04 août 2018

Contraction.

   En rebroussant chemin depuis la dernière salle blanche sous les combles que je n'avais jamais vue, en redescendant les escaliers d'un noir muet s'étirant de toute la hauteur de la grange, en retraversant la première salle pour sortir j'ai eu un singulier pincement au coeur, aux tripes. Il provenait du sentiment que j'avais de savoir que ce serait la dernière fois du monde que je visite ce musée. Cet espace inquiétant et étrange qui m'a cisaillé d'un électrochoc esthétique la première fois, il y a neuf ans où j'y ai mis les pieds comme Alice dans la foret de son pays des Merveilles.

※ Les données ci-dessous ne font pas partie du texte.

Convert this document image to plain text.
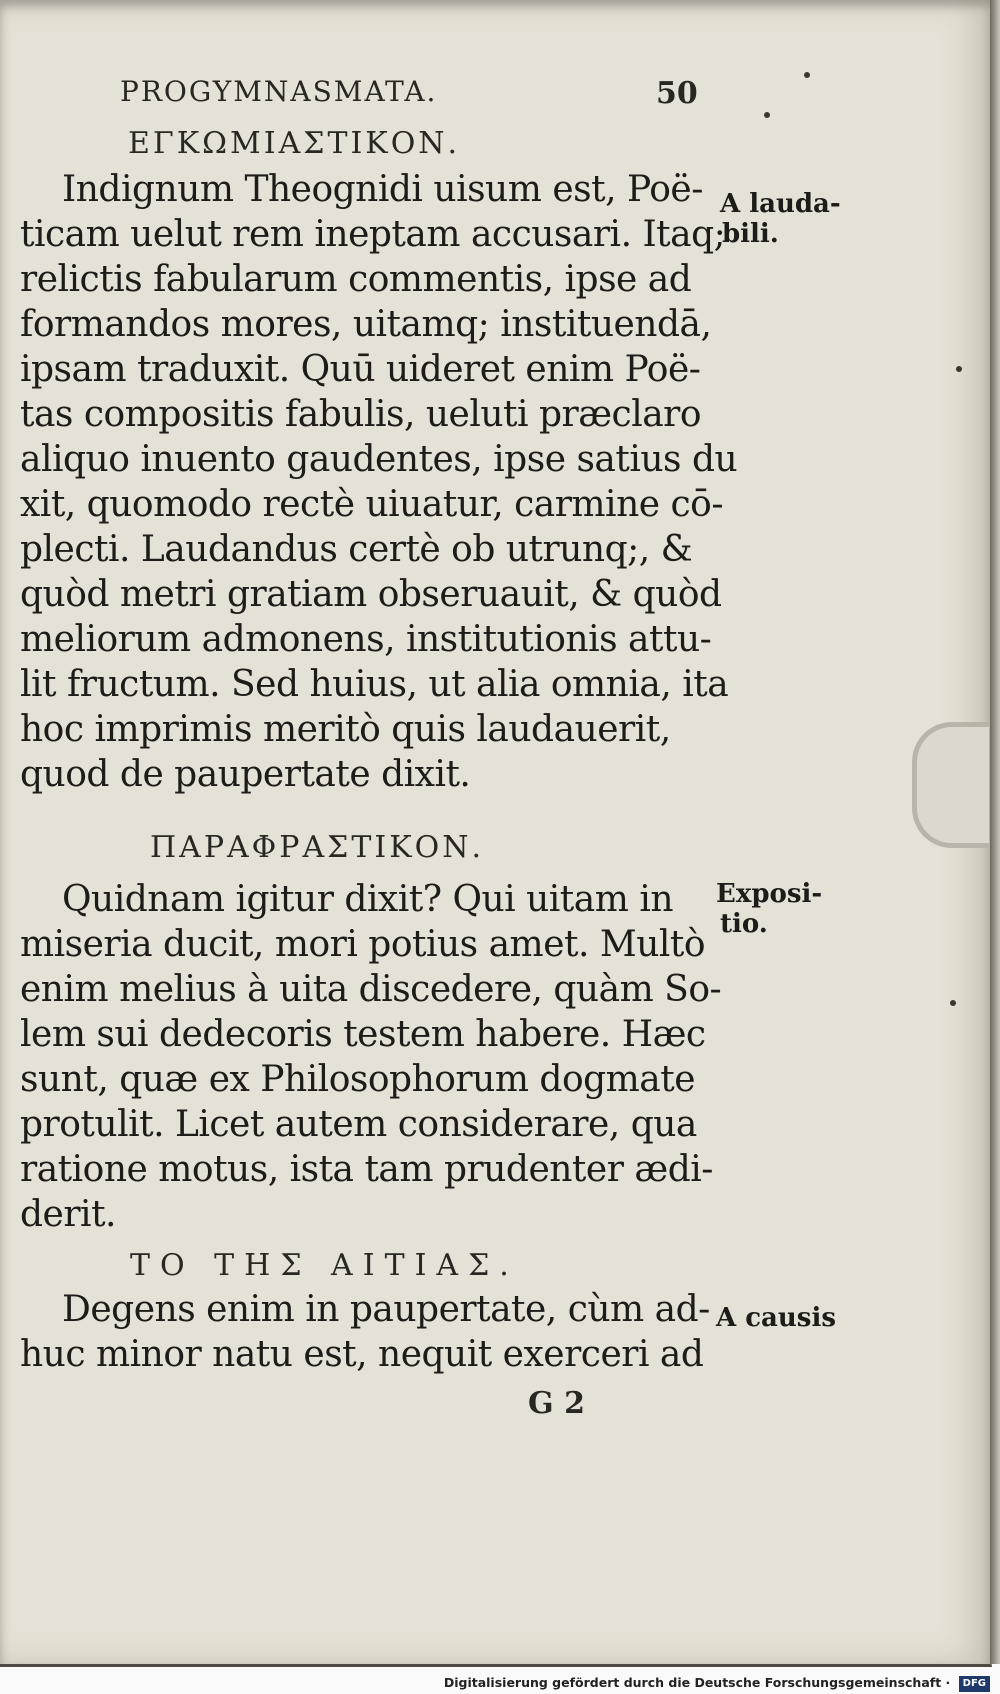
PROGYMNASMATA.	50
ΕΓΚΩΜΙΑΣΤΙΚΟΝ.
Indignum Theognidi uisum est, Poë-
ticam uelut rem ineptam accusari. Itaq;
relictis fabularum commentis, ipse ad
formandos mores, uitamq; instituendā,
ipsam traduxit. Quū uideret enim Poë-
tas compositis fabulis, ueluti præclaro
aliquo inuento gaudentes, ipse satius du
xit, quomodo rectè uiuatur, carmine cō-
plecti. Laudandus certè ob utrunq;, &
quòd metri gratiam obseruauit, & quòd
meliorum admonens, institutionis attu-
lit fructum. Sed huius, ut alia omnia, ita
hoc imprimis meritò quis laudauerit,
quod de paupertate dixit.
A lauda-
bili.
ΠΑΡΑΦΡΑΣΤΙΚΟΝ.
Quidnam igitur dixit? Qui uitam in
miseria ducit, mori potius amet. Multò
enim melius à uita discedere, quàm So-
lem sui dedecoris testem habere. Hæc
sunt, quæ ex Philosophorum dogmate
protulit. Licet autem considerare, qua
ratione motus, ista tam prudenter ædi-
derit.
Exposi-
tio.
ΤΟ ΤΗΣ ΑΙΤΙΑΣ.
Degens enim in paupertate, cùm ad-
huc minor natu est, nequit exerceri ad
A causis
G 2
Digitalisierung gefördert durch die Deutsche Forschungsgemeinschaft · DFG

   Il n'était plus aussi impressionnant qu'en 2009. Je suis plus grande, dans mes baskets et dans ma tête ; et la surface, les œuvres, le propos m'ont paru plus petits, amoindris par le poids de mon bagage culturel, par le poids de mes propres angoisses et frénésies. Tout comme mon amour, né lors de ma première visite pour l'art pur, la création brute n'est plus aussi prégnant qu'aujourd'hui. Comme le sentiment de l'amour qui m’exaltait avec violence et me faisait vibrer de toutes ses forces autrefois, m'apaise et me rassasie petit à petit désormais aujourd'hui.

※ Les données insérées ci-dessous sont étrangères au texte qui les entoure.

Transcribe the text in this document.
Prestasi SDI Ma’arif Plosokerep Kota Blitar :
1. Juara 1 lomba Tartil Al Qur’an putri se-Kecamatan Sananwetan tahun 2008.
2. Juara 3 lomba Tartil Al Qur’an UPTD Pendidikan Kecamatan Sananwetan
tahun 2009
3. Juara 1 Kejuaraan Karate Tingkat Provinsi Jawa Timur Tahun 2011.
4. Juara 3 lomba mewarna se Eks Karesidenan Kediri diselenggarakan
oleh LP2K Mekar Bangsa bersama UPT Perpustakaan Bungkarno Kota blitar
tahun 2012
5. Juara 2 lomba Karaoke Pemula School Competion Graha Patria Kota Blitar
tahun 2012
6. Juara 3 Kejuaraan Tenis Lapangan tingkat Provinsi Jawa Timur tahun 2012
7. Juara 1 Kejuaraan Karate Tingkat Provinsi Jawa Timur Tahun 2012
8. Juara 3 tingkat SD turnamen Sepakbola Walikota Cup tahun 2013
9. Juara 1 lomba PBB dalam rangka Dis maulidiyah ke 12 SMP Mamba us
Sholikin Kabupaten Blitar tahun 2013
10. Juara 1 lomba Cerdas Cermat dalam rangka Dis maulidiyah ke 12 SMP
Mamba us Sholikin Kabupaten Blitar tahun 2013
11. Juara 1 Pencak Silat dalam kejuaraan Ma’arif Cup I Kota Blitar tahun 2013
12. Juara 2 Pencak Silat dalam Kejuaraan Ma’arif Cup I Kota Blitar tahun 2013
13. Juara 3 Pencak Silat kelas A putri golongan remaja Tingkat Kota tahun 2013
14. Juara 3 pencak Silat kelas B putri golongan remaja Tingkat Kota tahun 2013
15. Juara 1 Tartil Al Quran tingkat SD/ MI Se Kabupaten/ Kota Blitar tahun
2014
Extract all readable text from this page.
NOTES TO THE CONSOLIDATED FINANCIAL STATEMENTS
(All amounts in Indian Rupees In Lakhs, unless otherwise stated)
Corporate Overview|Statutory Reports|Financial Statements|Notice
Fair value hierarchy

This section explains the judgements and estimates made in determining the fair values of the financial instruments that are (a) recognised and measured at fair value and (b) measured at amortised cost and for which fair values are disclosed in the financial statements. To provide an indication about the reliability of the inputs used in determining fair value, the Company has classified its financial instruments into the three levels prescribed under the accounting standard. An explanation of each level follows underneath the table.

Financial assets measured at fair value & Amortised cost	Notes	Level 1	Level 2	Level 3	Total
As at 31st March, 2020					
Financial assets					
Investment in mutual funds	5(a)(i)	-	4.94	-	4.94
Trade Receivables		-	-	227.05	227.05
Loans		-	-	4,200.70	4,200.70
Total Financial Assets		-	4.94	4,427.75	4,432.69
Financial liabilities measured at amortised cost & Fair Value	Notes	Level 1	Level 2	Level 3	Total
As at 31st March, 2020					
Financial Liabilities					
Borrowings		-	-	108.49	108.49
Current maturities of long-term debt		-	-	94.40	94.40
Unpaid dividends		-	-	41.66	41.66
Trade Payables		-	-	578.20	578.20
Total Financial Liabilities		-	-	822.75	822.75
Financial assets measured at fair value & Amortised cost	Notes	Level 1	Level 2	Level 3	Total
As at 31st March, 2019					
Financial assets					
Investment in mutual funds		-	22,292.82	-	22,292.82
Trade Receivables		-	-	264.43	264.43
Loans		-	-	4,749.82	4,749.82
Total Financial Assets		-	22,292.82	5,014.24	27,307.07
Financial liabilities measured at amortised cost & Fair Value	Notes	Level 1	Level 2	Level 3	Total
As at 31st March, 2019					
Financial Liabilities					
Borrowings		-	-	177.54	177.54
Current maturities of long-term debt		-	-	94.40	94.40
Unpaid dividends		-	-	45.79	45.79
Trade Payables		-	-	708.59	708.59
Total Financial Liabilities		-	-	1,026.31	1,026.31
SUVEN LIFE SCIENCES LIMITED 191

   Ce lieu cristallise le commencement et l'achèvement d'un parcours celui de mes études, celui de ma jeunesse, celui de certains de mes idéaux, celui de mes désirs.

   Seulement deux cent pages me séparent de la fin, d'une fin, de peut-être la première fin de ma vie que je saurai pleinement mettre à profit du reste de ma vie.